Aquela que sente e aquela que exige que ela seja diferente.
Um pulo na vida “real”
Ontem, enquanto me horrorizava com o filme, postei um story no meu instagram:
Duas mulheres lindas e nuas no chão do banheiro.
Em 30 minutos, mais de 1.2k de views. Em 24h, quase 6k.
Nunca tive essa quantidade de views tão rápido.
Meu pensamento foi direto para uns anos atrás, quando assisti alguns stories da taróloga
, onde ela contava que fez um teste na plataforma e percebeu que suas visualizações dobravam quando ela aparecia seminua (biquíni ou sutiã), em comparação com os stories onde falava sobre autoconhecimento ou outros assuntos relevantes.Não sei vocês, mas acho que isso tem tudo a ver com o papo que tivemos hoje.
Eu teria muito mais para falar sobre esse filme.
Poderia fazer inúmeras correlações com a vida real - e com a busca, não da sua melhor versão, mas da sua versão mais jovem. Como, por exemplo, inserir substâncias no próprio corpo sem nem saber os efeitos colaterais e o real preço a ser pago. As “Sephora Kids”3 e os limites do culto à juventude e como isso pode influenciar o futuro das novas gerações, entre muitas outras coisas - pode inserir as suas coisas nos comentários também :)
Mas, nesse momento, vou deixar apenas esses dois olhares aqui e uma reflexão sobre aquilo que escolhemos enxergar em nós mesmas.
🌿 Um pequeno ritual pra você:
Se esse texto te fez refletir sobre como você se enxerga, tem uma meditação minha sobre acolhimento e presença que pode ser um bom começo → CLIQUE AQUI
Essa meditação é um caminho para interromper o ciclo de autocrítica e autoabandono que o filme A Substância reflete tão bem.

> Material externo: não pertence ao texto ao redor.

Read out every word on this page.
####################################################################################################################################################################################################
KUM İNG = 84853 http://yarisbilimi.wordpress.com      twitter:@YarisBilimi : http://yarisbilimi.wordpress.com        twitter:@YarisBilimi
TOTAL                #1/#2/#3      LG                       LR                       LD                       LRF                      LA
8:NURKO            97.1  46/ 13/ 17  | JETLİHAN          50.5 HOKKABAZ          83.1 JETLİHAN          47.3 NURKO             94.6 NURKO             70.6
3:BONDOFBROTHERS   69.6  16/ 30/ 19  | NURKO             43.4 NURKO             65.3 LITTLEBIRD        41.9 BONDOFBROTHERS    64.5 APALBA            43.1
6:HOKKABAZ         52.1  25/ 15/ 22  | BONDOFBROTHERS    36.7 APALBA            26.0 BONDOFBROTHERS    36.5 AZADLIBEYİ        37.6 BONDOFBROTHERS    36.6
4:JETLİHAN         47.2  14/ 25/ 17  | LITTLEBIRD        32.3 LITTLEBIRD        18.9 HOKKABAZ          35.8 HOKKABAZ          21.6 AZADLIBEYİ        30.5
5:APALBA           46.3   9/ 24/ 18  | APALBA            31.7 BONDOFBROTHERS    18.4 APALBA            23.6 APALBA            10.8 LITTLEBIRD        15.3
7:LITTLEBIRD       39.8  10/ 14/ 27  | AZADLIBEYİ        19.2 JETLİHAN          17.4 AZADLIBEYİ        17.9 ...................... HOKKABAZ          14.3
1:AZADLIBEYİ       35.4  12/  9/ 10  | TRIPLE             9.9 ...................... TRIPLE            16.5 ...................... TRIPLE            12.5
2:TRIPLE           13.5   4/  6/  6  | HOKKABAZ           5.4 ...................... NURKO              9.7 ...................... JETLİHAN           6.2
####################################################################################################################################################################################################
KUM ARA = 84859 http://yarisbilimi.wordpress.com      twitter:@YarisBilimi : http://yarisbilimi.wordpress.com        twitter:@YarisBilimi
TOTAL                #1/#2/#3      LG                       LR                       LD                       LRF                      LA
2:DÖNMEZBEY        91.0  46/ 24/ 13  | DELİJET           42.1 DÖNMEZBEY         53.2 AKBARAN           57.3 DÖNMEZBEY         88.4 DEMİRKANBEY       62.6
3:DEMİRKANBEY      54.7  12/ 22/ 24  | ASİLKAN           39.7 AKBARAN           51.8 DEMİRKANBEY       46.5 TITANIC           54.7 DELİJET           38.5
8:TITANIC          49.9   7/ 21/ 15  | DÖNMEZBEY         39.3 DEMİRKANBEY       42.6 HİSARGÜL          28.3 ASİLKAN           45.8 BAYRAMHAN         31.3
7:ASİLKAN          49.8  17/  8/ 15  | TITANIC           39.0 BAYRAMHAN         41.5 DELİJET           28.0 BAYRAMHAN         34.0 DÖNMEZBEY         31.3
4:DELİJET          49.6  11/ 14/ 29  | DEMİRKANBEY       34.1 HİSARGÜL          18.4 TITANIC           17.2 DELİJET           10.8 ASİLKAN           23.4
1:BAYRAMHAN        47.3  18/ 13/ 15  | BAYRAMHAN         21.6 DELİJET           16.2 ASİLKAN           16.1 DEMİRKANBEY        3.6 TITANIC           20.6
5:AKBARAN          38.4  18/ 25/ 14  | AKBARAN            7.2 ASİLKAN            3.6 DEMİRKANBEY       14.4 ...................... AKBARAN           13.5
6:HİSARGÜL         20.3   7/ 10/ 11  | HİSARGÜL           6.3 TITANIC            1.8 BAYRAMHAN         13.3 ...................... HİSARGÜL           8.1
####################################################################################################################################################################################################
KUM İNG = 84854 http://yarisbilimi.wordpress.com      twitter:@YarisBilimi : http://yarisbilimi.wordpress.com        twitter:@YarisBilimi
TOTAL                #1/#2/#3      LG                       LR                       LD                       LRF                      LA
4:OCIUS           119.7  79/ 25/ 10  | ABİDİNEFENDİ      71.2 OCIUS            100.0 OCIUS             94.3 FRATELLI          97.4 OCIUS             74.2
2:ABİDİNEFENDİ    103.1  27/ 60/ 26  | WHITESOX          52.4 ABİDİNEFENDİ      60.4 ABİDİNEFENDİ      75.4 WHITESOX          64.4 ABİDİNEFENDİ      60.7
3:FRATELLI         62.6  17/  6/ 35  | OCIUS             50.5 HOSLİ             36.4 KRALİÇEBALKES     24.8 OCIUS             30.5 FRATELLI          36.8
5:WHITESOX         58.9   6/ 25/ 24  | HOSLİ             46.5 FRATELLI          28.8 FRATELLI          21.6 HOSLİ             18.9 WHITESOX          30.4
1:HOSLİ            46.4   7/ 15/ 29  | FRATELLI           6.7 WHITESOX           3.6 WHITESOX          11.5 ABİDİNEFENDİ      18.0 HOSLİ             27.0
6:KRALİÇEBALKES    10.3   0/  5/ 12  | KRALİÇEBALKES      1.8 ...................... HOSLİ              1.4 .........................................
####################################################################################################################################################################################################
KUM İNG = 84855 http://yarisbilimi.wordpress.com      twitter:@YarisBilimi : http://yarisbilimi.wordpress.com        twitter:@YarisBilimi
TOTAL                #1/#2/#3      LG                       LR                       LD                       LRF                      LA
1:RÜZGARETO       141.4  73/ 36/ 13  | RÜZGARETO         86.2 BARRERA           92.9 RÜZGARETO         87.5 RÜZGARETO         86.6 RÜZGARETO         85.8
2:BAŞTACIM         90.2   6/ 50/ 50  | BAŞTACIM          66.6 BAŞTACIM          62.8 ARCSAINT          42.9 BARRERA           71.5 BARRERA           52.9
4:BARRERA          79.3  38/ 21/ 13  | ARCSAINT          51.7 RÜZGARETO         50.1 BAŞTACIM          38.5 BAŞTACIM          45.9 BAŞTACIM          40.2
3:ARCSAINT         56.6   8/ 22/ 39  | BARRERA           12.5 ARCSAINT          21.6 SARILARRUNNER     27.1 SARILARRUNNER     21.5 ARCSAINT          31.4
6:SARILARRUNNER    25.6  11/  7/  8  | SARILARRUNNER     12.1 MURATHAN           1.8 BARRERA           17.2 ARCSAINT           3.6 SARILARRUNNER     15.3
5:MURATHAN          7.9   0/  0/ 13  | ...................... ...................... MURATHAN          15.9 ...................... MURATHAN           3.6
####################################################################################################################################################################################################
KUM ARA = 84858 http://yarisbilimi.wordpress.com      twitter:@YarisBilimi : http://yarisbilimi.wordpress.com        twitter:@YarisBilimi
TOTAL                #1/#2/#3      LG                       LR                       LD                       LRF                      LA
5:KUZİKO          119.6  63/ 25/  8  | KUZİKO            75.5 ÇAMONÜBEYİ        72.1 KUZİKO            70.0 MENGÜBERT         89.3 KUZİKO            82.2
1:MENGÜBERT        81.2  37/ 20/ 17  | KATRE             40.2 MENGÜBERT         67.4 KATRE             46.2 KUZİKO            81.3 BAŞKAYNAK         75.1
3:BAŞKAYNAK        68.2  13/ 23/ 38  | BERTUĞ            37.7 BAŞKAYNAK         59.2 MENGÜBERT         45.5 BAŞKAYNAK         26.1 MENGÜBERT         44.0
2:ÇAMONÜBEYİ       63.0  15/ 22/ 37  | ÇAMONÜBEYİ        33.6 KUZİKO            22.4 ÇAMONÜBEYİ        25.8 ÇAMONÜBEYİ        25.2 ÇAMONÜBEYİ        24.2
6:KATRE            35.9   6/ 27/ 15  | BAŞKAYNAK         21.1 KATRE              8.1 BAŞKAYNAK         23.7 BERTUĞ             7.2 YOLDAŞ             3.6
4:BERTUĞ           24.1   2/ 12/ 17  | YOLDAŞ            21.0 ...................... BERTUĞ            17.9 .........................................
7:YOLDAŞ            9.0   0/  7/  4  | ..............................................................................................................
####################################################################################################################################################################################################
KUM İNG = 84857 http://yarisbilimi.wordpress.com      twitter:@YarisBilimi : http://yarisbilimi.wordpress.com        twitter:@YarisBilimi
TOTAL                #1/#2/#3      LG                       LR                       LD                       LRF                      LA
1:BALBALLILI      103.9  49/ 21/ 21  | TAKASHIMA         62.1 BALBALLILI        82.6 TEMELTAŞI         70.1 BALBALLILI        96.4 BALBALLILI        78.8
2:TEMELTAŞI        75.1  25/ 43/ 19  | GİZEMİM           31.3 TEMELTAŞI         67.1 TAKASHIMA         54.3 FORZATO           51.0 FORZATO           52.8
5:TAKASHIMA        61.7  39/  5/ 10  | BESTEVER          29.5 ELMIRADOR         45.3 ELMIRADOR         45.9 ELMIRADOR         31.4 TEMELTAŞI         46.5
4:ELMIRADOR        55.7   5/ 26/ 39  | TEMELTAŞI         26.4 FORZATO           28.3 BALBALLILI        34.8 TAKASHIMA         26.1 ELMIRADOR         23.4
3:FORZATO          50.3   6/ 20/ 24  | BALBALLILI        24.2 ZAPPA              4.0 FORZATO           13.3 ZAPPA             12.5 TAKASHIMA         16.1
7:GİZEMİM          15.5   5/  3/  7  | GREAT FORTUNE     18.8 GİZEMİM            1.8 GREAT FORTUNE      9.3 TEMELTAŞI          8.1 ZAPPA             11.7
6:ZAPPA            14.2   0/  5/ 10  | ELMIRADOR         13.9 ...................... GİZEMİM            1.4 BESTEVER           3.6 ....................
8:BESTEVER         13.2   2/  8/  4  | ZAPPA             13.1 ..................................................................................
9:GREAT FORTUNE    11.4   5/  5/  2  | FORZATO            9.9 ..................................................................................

Essa prática te ajuda a fazer o contrário: te reconecta com a sua essência, com o seu corpo e com a sua história de forma amorosa. Ao acolher sua criança interior, liberar os pesos do passado e reconhecer seu valor além da aparência ou do desempenho, você começa a construir uma relação mais verdadeira consigo mesma.
Entre uma coisa e outra:
ACEITAÇÃO RADICAL , TARA BRACH: Um livro muito legal pra quem está com dificuldades de aceitar partes de si mesma, a própria história ou até mesmo a sua realidade.
Se ninguém ainda te falou isso hoje: só pra te lembrar que a sua versão de hoje já é tão incrível quanto poderia ser. Que você é linda e que o mundo é muito melhor porque você existe nele.
Me conta de você?
Quero saber: você já assistiu A Substância?
Adoraria saber quais foram as suas percepções sobre o filme ou sobre o que falamos aqui! Então, escreva pra mim nos comentários, vou adorar te ler :)
com amor e aloha,
BFF = Best Friends Forever (melhores amigos para sempre), ou seja: basicamente, sua alma gêmea na amizade.
A Substância (The Substance, 2024) é um terror psicológico estrelado por Demi Moore, que aborda obsessão com juventude e padrões de beleza de forma perturbadora. A trama acompanha uma mulher que descobre um tratamento revolucionário para rejuvenescer, mas logo percebe que há um preço assustador por trás dessa promessa. O filme mistura body horror, crítica social e tensão crescente, deixando o espectador desconfortável do começo ao fim.
Sephora Kids é um termo usado para descrever crianças e pré-adolescentes que viralizaram nas redes sociais por adotarem rotinas de skincare elaboradas, usando produtos caros e muitas vezes desnecessários para a idade. O fenômeno gerou debates sobre consumismo, influência digital e a precocidade no mundo da beleza.
É isso!!! Grata demais pelo texto e pelas sugestões
Adoreiiii, você foi muito cirúrgica com o posicionamento. Eu ainda estou impactada com este filme.